Now we can simply chose $I = \lbrace i,j \rbrace$ such that $\prod_{i \in I} a_i = p_i^2 = p_j^2$ which is a perfect square.
For the general case, I find it difficult to formally show that the statement is true. The following is my attempt so far:
Let $a_i=\prod_{j=1}^{n-1} p_{j}^{\alpha _{j _{i}}}$ where $\alpha _{j _{i}} \geq 0$. Then
$$\prod_{i=1}^{n} a_i = \prod_{i=1}^{n} \prod_{j=1}^{n-1} p_{j}^{\alpha _{j _{i}}} = \prod_{j=1}^{n-1} \prod_{i=1}^{n} p_{j}^{\alpha _{j _{i}}} = \prod_{j=1}^{n-1} p_{j}^{ \sum_{i=1}^{n} \alpha _{j _{i}}}$$
where there exists at least one $j$ s.t $$\sum_{i=1}^{n} \alpha _{j _{i}} \geq 2$$
However, from this point, I don't really see how I can apply the Pigeon Hole principle. Would really appreciate some insight here.
Thanks folks in advance!
Best Answer
Here is a proof using Pigeonhole Principle (although my explanation is quite bad). Any critique is much appreciated.

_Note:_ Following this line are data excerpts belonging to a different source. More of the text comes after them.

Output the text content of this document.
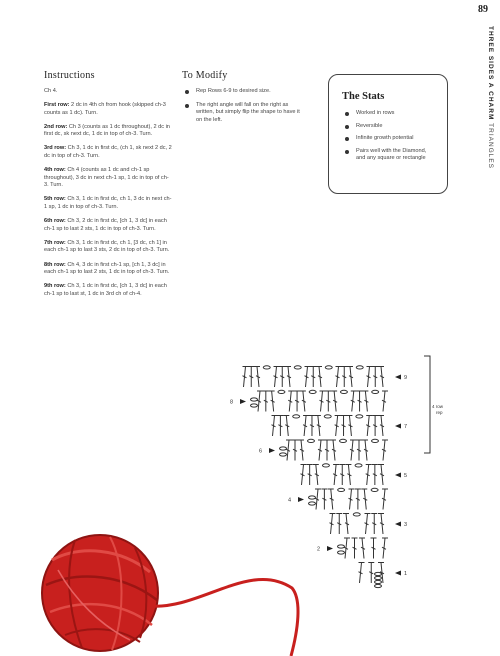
89
THREE SIDES A CHARM TRIANGLES
Instructions

Ch 4.

First row: 2 dc in 4th ch from hook (skipped ch-3 counts as 1 dc). Turn.

2nd row: Ch 3 (counts as 1 dc throughout), 2 dc in first dc, sk next dc, 1 dc in top of ch-3. Turn.

3rd row: Ch 3, 1 dc in first dc, (ch 1, sk next 2 dc, 2 dc in top of ch-3. Turn.

4th row: Ch 4 (counts as 1 dc and ch-1 sp throughout), 3 dc in next ch-1 sp, 1 dc in top of ch-3. Turn.

5th row: Ch 3, 1 dc in first dc, ch 1, 3 dc in next ch-1 sp, 1 dc in top of ch-3. Turn.

6th row: Ch 3, 2 dc in first dc, [ch 1, 3 dc] in each ch-1 sp to last 2 sts, 1 dc in top of ch-3. Turn.

7th row: Ch 3, 1 dc in first dc, ch 1, [3 dc, ch 1] in each ch-1 sp to last 3 sts, 2 dc in top of ch-3. Turn.

8th row: Ch 4, 3 dc in first ch-1 sp, [ch 1, 3 dc] in each ch-1 sp to last 2 sts, 1 dc in top of ch-3. Turn.

9th row: Ch 3, 1 dc in first dc, [ch 1, 3 dc] in each ch-1 sp to last st, 1 dc in 3rd ch of ch-4.

To Modify
Rep Rows 6-9 to desired size.
The right angle will fall on the right as written, but simply flip the shape to have it on the left.
The Stats
Worked in rows
Reversible
Infinite growth potential
Pairs well with the Diamond, and any square or rectangle
1
2
3
4
5
6
7
8
9
4 row
rep
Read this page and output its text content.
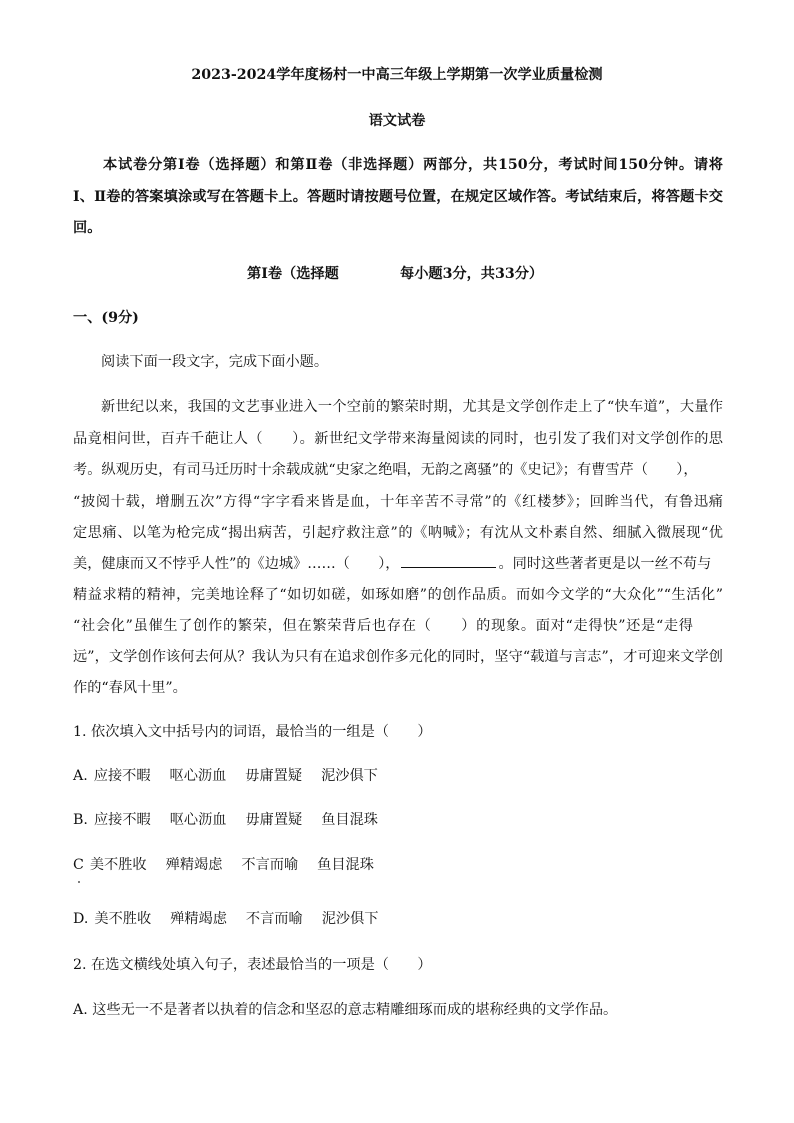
2023-2024学年度杨村一中高三年级上学期第一次学业质量检测
语文试卷
本试卷分第Ⅰ卷（选择题）和第Ⅱ卷（非选择题）两部分，共150分，考试时间150分钟。请将
Ⅰ、Ⅱ卷的答案填涂或写在答题卡上。答题时请按题号位置，在规定区域作答。考试结束后，将答题卡交
回。
第Ⅰ卷（选择题	每小题3分，共33分）
一、(9分)
阅读下面一段文字，完成下面小题。
新世纪以来，我国的文艺事业进入一个空前的繁荣时期，尤其是文学创作走上了“快车道”，大量作
品竟相问世，百卉千葩让人（　　）。新世纪文学带来海量阅读的同时，也引发了我们对文学创作的思
考。纵观历史，有司马迁历时十余载成就“史家之绝唱，无韵之离骚”的《史记》；有曹雪芹（　　），
“披阅十载，增删五次”方得“字字看来皆是血，十年辛苦不寻常”的《红楼梦》；回眸当代，有鲁迅痛
定思痛、以笔为枪完成“揭出病苦，引起疗救注意”的《呐喊》；有沈从文朴素自然、细腻入微展现“优
美，健康而又不悖乎人性”的《边城》……（　　），	。同时这些著者更是以一丝不苟与
精益求精的精神，完美地诠释了“如切如磋，如琢如磨”的创作品质。而如今文学的“大众化”“生活化”
“社会化”虽催生了创作的繁荣，但在繁荣背后也存在（　　）的现象。面对“走得快”还是“走得
远”，文学创作该何去何从？我认为只有在追求创作多元化的同时，坚守“载道与言志”，才可迎来文学创
作的“春风十里”。
1. 依次填入文中括号内的词语，最恰当的一组是（　　）
A. 应接不暇 呕心沥血 毋庸置疑 泥沙俱下
B. 应接不暇 呕心沥血 毋庸置疑 鱼目混珠
C 美不胜收 殚精竭虑 不言而喻 鱼目混珠
D. 美不胜收 殚精竭虑 不言而喻 泥沙俱下
2. 在选文横线处填入句子，表述最恰当的一项是（　　）
A. 这些无一不是著者以执着的信念和坚忍的意志精雕细琢而成的堪称经典的文学作品。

Let $n \geq 2$. $\forall \ I \subseteq \{1,2,...,n\}, $ write $\prod_{i \in I} a_i$ in the form $p_1^{\alpha_1}p_2^{\alpha_2}...p_k^{\alpha_k}, k \leq n-1, \alpha_i \geq 0. $
For each $I$, consider the induced $k$-tuple $(\alpha_1,\alpha_2,...,\alpha_k)$ modulo $2$. There are at most $2^{n-1}$ distinct such tuples (Each $\alpha_i$ is $0$ or $1$ modulo $2$). Additionally, there are $2^n-1$ subsets of $\{1,2,...,n\}$, excluding the null set.

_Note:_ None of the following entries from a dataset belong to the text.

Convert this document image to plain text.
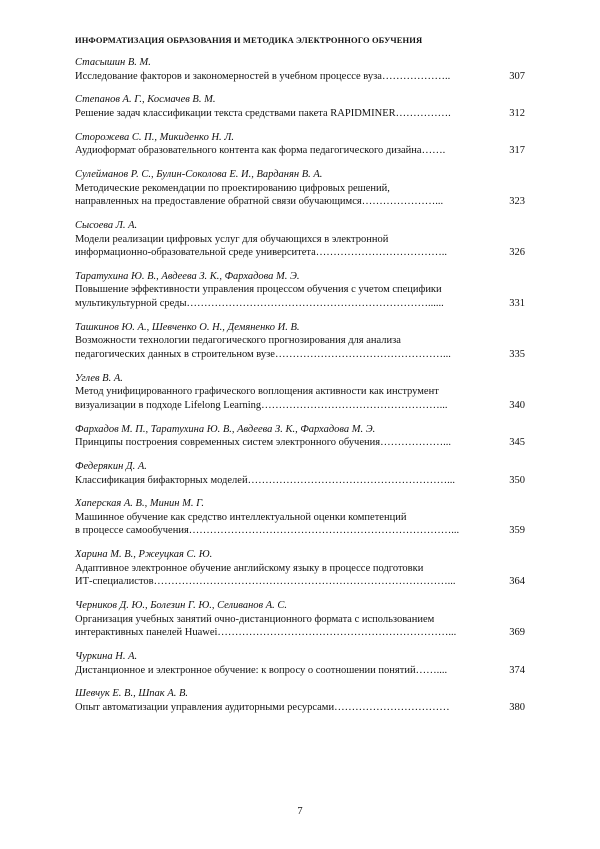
ИНФОРМАТИЗАЦИЯ ОБРАЗОВАНИЯ И МЕТОДИКА ЭЛЕКТРОННОГО ОБУЧЕНИЯ
Стасышин В. М.
Исследование факторов и закономерностей в учебном процессе вуза………………..	307
Степанов А. Г., Космачев В. М.
Решение задач классификации текста средствами пакета RAPIDMINER…………….	312
Сторожева С. П., Микиденко Н. Л.
Аудиоформат образовательного контента как форма педагогического дизайна…….	317
Сулейманов Р. С., Булин-Соколова Е. И., Варданян В. А.
Методические рекомендации по проектированию цифровых решений,
направленных на предоставление обратной связи обучающимся…………………...	323
Сысоева Л. А.
Модели реализации цифровых услуг для обучающихся в электронной
информационно-образовательной среде университета………………………………..	326
Таратухина Ю. В., Авдеева З. К., Фархадова М. Э.
Повышение эффективности управления процессом обучения с учетом специфики
мультикультурной среды……………………………………………………………......	331
Ташкинов Ю. А., Шевченко О. Н., Демяненко И. В.
Возможности технологии педагогического прогнозирования для анализа
педагогических данных в строительном вузе…………………………………………...	335
Углев В. А.
Метод унифицированного графического воплощения активности как инструмент
визуализации в подходе Lifelong Learning……………………………………………...	340
Фархадов М. П., Таратухина Ю. В., Авдеева З. К., Фархадова М. Э.
Принципы построения современных систем электронного обучения………………...	345
Федерякин Д. А.
Классификация бифакторных моделей…………………………………………………...	350
Хаперская А. В., Минин М. Г.
Машинное обучение как средство интеллектуальной оценки компетенций
в процессе самообучения…………………………………………………………………...	359
Харина М. В., Ржеуцкая С. Ю.
Адаптивное электронное обучение английскому языку в процессе подготовки
ИТ-специалистов…………………………………………………………………………...	364
Черников Д. Ю., Болезин Г. Ю., Селиванов А. С.
Организация учебных занятий очно-дистанционного формата с использованием
интерактивных панелей Huawei…………………………………………………………...	369
Чуркина Н. А.
Дистанционное и электронное обучение: к вопросу о соотношении понятий……....	374
Шевчук Е. В., Шпак А. В.
Опыт автоматизации управления аудиторными ресурсами……………………………	380
7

Since $2^n-1 > 2^{n-1}, $ by the Pigeonhole Principle, there are $2$ distinct subsets, $I_1$ and $I_2$, of $\{1,2,...,n\}$, such that $(\alpha_1,\alpha_2,...,\alpha_k) = (\beta_1,\beta_2,...,\beta_k)$ modulo $2$. We now consider $2$ cases :
Case $1$: $I_1$ and $I_2$ are disjoint. Clearly, $\prod_{i \in {I_1 \cup I_2}} a_i =p_1^{\alpha_1+\beta_1}p_2^{\alpha_2+\beta_2}...p_k^{\alpha_k+\beta_k}$ is a perfect square, since each exponent $\alpha_{i} + \beta_{i}$ is even.

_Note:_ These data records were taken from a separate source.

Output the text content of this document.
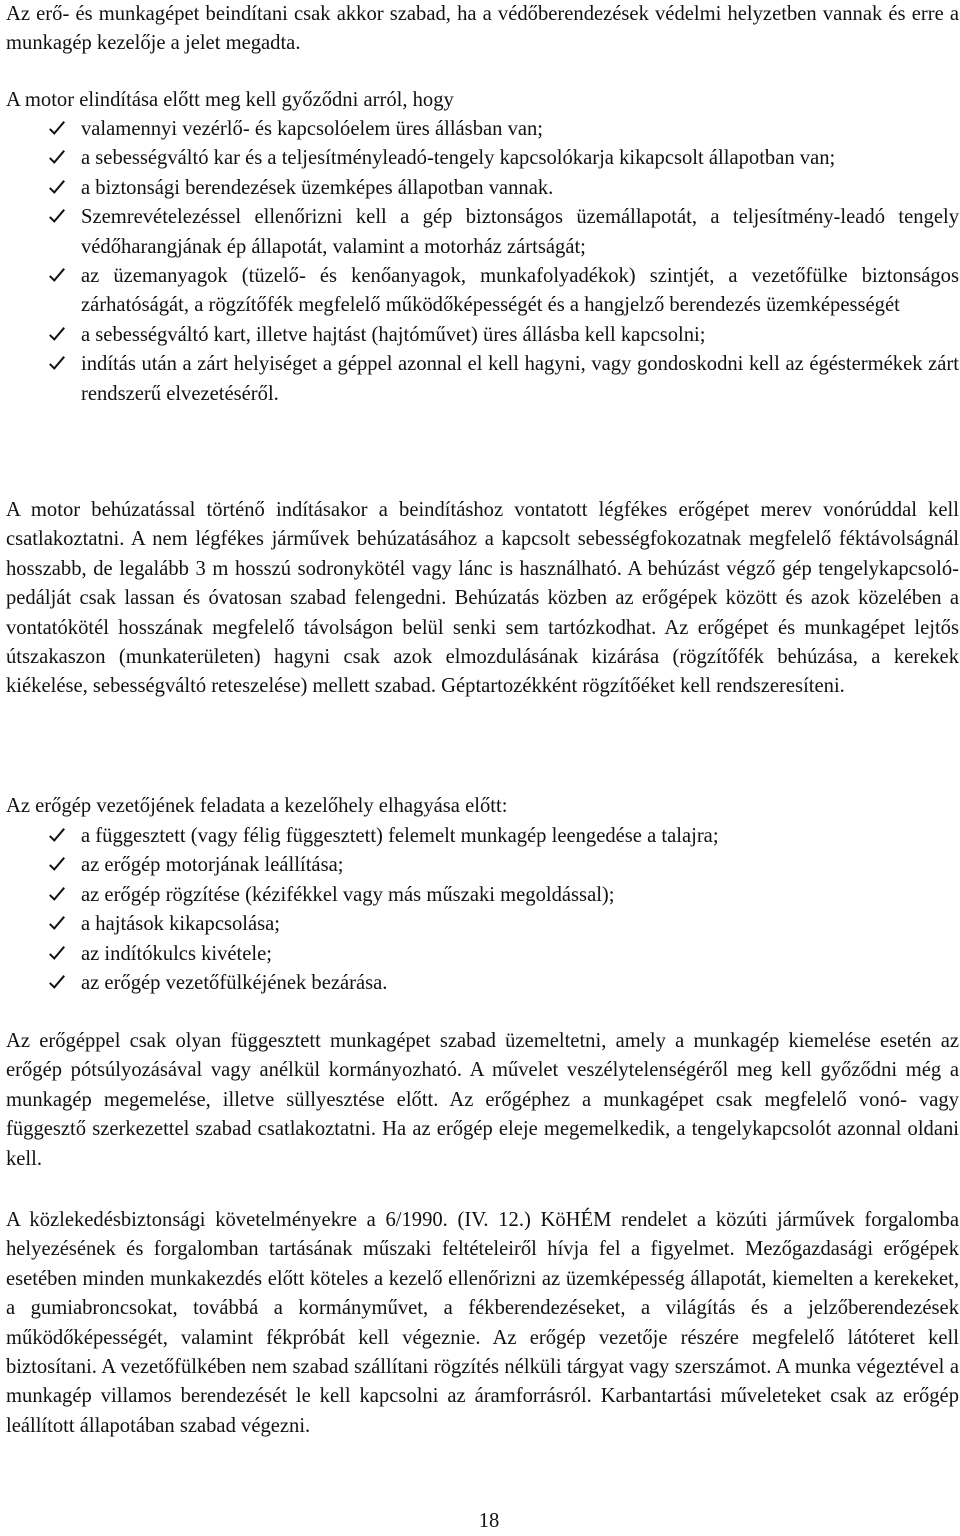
Az erő- és munkagépet beindítani csak akkor szabad, ha a védőberendezések védelmi helyzetben vannak és erre a munkagép kezelője a jelet megadta.

A motor elindítása előtt meg kell győződni arról, hogy

valamennyi vezérlő- és kapcsolóelem üres állásban van;
a sebességváltó kar és a teljesítményleadó-tengely kapcsolókarja kikapcsolt állapotban van;
a biztonsági berendezések üzemképes állapotban vannak.
Szemrevételezéssel ellenőrizni kell a gép biztonságos üzemállapotát, a teljesítmény-leadó tengely védőharangjának ép állapotát, valamint a motorház zártságát;
az üzemanyagok (tüzelő- és kenőanyagok, munkafolyadékok) szintjét, a vezetőfülke biztonságos zárhatóságát, a rögzítőfék megfelelő működőképességét és a hangjelző berendezés üzemképességét
a sebességváltó kart, illetve hajtást (hajtóművet) üres állásba kell kapcsolni;
indítás után a zárt helyiséget a géppel azonnal el kell hagyni, vagy gondoskodni kell az égéstermékek zárt rendszerű elvezetéséről.

A motor behúzatással történő indításakor a beindításhoz vontatott légfékes erőgépet merev vonórúddal kell csatlakoztatni. A nem légfékes járművek behúzatásához a kapcsolt sebességfokozatnak megfelelő féktávolságnál hosszabb, de legalább 3 m hosszú sodronykötél vagy lánc is használható. A behúzást végző gép tengelykapcsoló-pedálját csak lassan és óvatosan szabad felengedni. Behúzatás közben az erőgépek között és azok közelében a vontatókötél hosszának megfelelő távolságon belül senki sem tartózkodhat. Az erőgépet és munkagépet lejtős útszakaszon (munkaterületen) hagyni csak azok elmozdulásának kizárása (rögzítőfék behúzása, a kerekek kiékelése, sebességváltó reteszelése) mellett szabad. Géptartozékként rögzítőéket kell rendszeresíteni.

Az erőgép vezetőjének feladata a kezelőhely elhagyása előtt:

a függesztett (vagy félig függesztett) felemelt munkagép leengedése a talajra;
az erőgép motorjának leállítása;
az erőgép rögzítése (kézifékkel vagy más műszaki megoldással);
a hajtások kikapcsolása;
az indítókulcs kivétele;
az erőgép vezetőfülkéjének bezárása.

Az erőgéppel csak olyan függesztett munkagépet szabad üzemeltetni, amely a munkagép kiemelése esetén az erőgép pótsúlyozásával vagy anélkül kormányozható. A művelet veszélytelenségéről meg kell győződni még a munkagép megemelése, illetve süllyesztése előtt. Az erőgéphez a munkagépet csak megfelelő vonó- vagy függesztő szerkezettel szabad csatlakoztatni. Ha az erőgép eleje megemelkedik, a tengelykapcsolót azonnal oldani kell.

A közlekedésbiztonsági követelményekre a 6/1990. (IV. 12.) KöHÉM rendelet a közúti járművek forgalomba helyezésének és forgalomban tartásának műszaki feltételeiről hívja fel a figyelmet. Mezőgazdasági erőgépek esetében minden munkakezdés előtt köteles a kezelő ellenőrizni az üzemképesség állapotát, kiemelten a kerekeket, a gumiabroncsokat, továbbá a kormányművet, a fékberendezéseket, a világítás és a jelzőberendezések működőképességét, valamint fékpróbát kell végeznie. Az erőgép vezetője részére megfelelő látóteret kell biztosítani. A vezetőfülkében nem szabad szállítani rögzítés nélküli tárgyat vagy szerszámot. A munka végeztével a munkagép villamos berendezését le kell kapcsolni az áramforrásról. Karbantartási műveleteket csak az erőgép leállított állapotában szabad végezni.

18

Case $2$: $I_1$ and $I_2$ are not disjoint, but $I_1$ is not a subset of $I_2$, and vice versa. Let $m$ be a common element, and consider the $2$ new sets $J_1=I_1\setminus \{m\},J_2=I_2\setminus \{m\}$. Clearly, the $2$ new induced tuples $(\alpha_1^{'},\alpha_2^{'},...,\alpha_k^{'})$ and $(\beta_1^{'},\beta_2^{'},...,\beta_k^{'})$ are still equal modulo $2$. If $J_1$ and $J_2$ are disjoint, we are done by Case $1$. Otherwise, we iterate this process until we end up with $2$ disjoint subsets, then apply Case $1$.
Case $3$: $I_1$ is a (strict) subset of $I_2$, or vice versa. W.L.O.G. let it be the latter. Then, consider $\prod_{i \in {I_1 \setminus I_2}} a_i =p_1^{\alpha_1-\beta_1}p_2^{\alpha_2-\beta_2}...p_k^{\alpha_k-\beta_k}$, which is a perfect square since each exponent is a non-negative even integer.